Accelerating large-scale neural network training on CPUs with ThirdAI and AWS Graviton

AWS Machine Learning Blog

This guest post is written by Vihan Lakshman, Tharun Medini, and Anshumali Shrivastava from ThirdAI.
Large-scale deep learning has recently produced revolutionary advances in a vast array of fields. Although this stunning progress in artificial intelligence remains remarkable, the financial costs and energy consumption required to train these models has emerged as a critical bottleneck due to the need for specialized hardware like GPUs. Traditionally, even modestly sized neural models have required costly hardware accelerators for training, which limits the number of organizations with the financial means to take full advantage of this technology.
Founded in 2021, ThirdAI Corp. is a startup dedicated to the mission of democratizing artificial intelligence technologies through algorithmic and software innovations that fundamentally change the economics of deep learning. We have developed a sparse deep learning engine, known as BOLT, that is specifically designed for training and deploying models on standard CPU hardware as opposed to costly and energy-intensive accelerators like GPUs. Many of our customers have reported strong satisfaction with ThirdAI’s ability to train and deploy deep learning models for critical business problems on cost-effective CPU infrastructure.
In this post, we investigate of potential for the AWS Graviton3 processor to accelerate neural network training for ThirdAI’s unique CPU-based deep learning engine.
The benefits of high-performance CPUs
At ThirdAI, we achieve these breakthroughs in efficient neural network training on CPUs through proprietary dynamic sparse algorithms that activate only a subset of neurons for a given input (see the following figure), thereby side-stepping the need for full dense computations. Unlike other approaches to sparse neural network training, ThirdAI uses locality-sensitive hashing to dynamically select neurons for a given input as shown in the bold lines below. In certain cases, we have even observed that our sparse CPU-based models train faster than the comparable dense architecture on GPUs.

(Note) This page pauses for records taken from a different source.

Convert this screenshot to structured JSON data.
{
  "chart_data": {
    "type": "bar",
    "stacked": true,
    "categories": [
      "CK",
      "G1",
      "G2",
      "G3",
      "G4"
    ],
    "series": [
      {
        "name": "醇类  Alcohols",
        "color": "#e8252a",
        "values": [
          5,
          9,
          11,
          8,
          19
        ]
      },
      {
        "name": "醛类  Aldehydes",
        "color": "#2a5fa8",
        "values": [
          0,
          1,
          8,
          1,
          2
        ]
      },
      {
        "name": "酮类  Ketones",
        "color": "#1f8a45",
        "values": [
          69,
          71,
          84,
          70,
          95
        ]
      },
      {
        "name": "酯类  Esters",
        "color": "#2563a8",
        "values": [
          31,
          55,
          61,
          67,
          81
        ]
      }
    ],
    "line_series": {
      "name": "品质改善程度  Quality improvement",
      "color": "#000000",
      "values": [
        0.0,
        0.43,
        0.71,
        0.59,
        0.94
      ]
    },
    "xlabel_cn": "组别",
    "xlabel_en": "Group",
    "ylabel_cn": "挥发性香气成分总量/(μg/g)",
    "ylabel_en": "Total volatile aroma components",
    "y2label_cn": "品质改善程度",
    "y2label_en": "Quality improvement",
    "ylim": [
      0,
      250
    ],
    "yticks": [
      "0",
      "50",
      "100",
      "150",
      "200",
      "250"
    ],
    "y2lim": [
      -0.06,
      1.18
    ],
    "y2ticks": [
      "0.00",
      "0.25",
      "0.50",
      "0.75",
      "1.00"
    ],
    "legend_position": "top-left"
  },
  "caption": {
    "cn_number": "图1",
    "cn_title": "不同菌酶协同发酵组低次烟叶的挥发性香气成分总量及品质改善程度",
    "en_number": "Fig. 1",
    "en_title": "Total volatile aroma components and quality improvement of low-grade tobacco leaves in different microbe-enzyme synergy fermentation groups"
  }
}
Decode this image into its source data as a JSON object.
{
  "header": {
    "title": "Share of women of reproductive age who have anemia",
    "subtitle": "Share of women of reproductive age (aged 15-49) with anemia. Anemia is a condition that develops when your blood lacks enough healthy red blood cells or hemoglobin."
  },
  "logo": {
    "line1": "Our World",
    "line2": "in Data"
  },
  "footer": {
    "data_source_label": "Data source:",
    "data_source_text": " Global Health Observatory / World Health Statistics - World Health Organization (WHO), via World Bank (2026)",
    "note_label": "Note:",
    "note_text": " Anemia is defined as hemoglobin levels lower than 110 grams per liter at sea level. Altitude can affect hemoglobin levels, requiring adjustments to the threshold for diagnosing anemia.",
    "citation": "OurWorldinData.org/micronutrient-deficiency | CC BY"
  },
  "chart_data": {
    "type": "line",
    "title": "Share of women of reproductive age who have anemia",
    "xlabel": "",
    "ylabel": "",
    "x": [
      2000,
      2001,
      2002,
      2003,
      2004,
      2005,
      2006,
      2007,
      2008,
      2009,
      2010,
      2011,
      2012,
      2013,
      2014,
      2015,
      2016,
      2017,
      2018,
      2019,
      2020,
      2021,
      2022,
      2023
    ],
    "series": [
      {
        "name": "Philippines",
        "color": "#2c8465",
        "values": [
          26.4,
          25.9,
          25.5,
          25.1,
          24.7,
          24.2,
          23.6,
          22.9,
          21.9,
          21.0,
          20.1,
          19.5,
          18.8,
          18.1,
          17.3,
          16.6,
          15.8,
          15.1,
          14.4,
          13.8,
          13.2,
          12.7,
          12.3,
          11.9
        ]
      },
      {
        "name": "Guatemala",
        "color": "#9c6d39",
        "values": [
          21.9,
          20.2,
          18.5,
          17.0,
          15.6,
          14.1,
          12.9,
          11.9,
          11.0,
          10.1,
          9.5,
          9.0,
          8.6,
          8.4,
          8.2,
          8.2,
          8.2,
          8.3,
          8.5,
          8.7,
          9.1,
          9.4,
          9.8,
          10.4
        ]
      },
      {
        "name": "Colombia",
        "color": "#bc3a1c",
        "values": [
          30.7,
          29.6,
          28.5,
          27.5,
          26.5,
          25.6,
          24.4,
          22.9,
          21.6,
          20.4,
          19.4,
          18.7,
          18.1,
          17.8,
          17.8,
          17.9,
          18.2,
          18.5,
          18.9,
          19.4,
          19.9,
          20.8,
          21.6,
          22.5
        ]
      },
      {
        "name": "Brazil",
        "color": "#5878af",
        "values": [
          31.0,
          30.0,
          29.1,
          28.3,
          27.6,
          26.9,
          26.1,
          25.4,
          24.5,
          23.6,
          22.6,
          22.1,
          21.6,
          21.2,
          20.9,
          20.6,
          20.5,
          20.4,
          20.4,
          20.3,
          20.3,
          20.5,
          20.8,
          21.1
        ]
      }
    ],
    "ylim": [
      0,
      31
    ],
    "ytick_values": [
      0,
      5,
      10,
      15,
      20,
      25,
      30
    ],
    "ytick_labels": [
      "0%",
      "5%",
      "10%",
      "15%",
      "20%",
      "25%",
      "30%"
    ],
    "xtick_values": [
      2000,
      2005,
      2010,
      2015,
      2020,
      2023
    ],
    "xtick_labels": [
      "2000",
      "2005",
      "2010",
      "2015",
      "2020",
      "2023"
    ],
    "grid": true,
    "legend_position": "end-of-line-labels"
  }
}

Given that many of our target customers operate in the cloud—and among those, the majority use AWS—we were excited to try out the AWS Graviton3 processor to see if the impressive price-performance improvements of Amazon’s silicon innovation would translate to our unique workload of sparse neural network training and thereby provide further savings for customers. Although both the research community and the AWS Graviton team have delivered exciting advances in accelerating neural network inference on CPU instances, we at ThirdAI are, to our knowledge, the first to seriously study how to train neural models on CPUs efficiently.
As shown in our results, we observed a significant training speedup with AWS Graviton3 over the comparable Intel and NVIDIA instances on several representative modeling workloads.
Instance types
For our evaluation, we considered two comparable AWS CPU instances: a c6i.8xlarge machine powered by Intel’s Ice Lake processor and a c7g.8xlarge powered by AWS Graviton3. The following table summarizes the details of each instance.

Instance
vCPU
RAM (GB)
Processor
On-Demand Price (us-east-1)

c7g.8xlarge
32
64
AWS Graviton3
$1.1562/hr

c6i.8xlarge
32
64
Intel Ice Lake
$1.36/hr

g5g.8xlarge (GPU)
32
64 with 16 GB GPU Memory
AWS Graviton2 processors with 1 NVIDIA T4G GPU
$1.3720/hr

Evaluation 1: Extreme classification
For our first evaluation, we focus on the problem of extreme multi-label classification (XMC), an increasingly popular machine learning (ML) paradigm with a number of practical applications in search and recommendations (including at Amazon). For our evaluation, we focus on the public Amazon-670K product recommendation task, which, given an input product, identifies similar products from a collection of over 670,000 items.
In this experiment, we benchmark ThirdAI’s BOLT engine against TensorFlow 2.11 and PyTorch 2.0 on the aforementioned hardware choices: Intel Ice Lake, AWS Graviton3, and an NVIDIA T4G GPU. For our experiments on Intel and AWS Graviton, we use the AWS Deep Learning AMI (Ubuntu 18.04) version 59.0. For our GPU evaluation, we use the NVIDIA GPU-Optimized Arm64 AMI, available via the AWS Marketplace. For this evaluation, we use the SLIDE model architecture, which achieves both competitive performance on this extreme classification task and strong training performance on CPUs. For our TensorFlow and PyTorch comparisons, we implement the analogous version of the SLIDE multi-layer perceptron (MLP) architecture with dense matrix multiplications. We train each model for five epochs (full passes through the training dataset) with a fixed batch size of 256 and learning rate of 0.001. We observed that all models achieved the same test accuracy of 33.6%.
The following chart compares the training time of ThirdAI’s BOLT to TensorFlow 2.11 and PyTorch 2.0 on the Amazon670k extreme classification benchmark. All models achieve the same test precision. We observe that AWS Graviton3 considerably accelerates the performance of BOLT out of the box with no customizations needed—by approximately 40%. ThirdAI’s BOLT on AWS Graviton3 also achieves considerably faster training than the TensorFlow or PyTorch models trained on the GPU. Note that there is no ThirdAI result on the NVIDIA GPU benchmark because BOLT is designed to run on CPUs. We do not include TensorFlow and PyTorch CPU benchmarks because of the prohibitively long training time.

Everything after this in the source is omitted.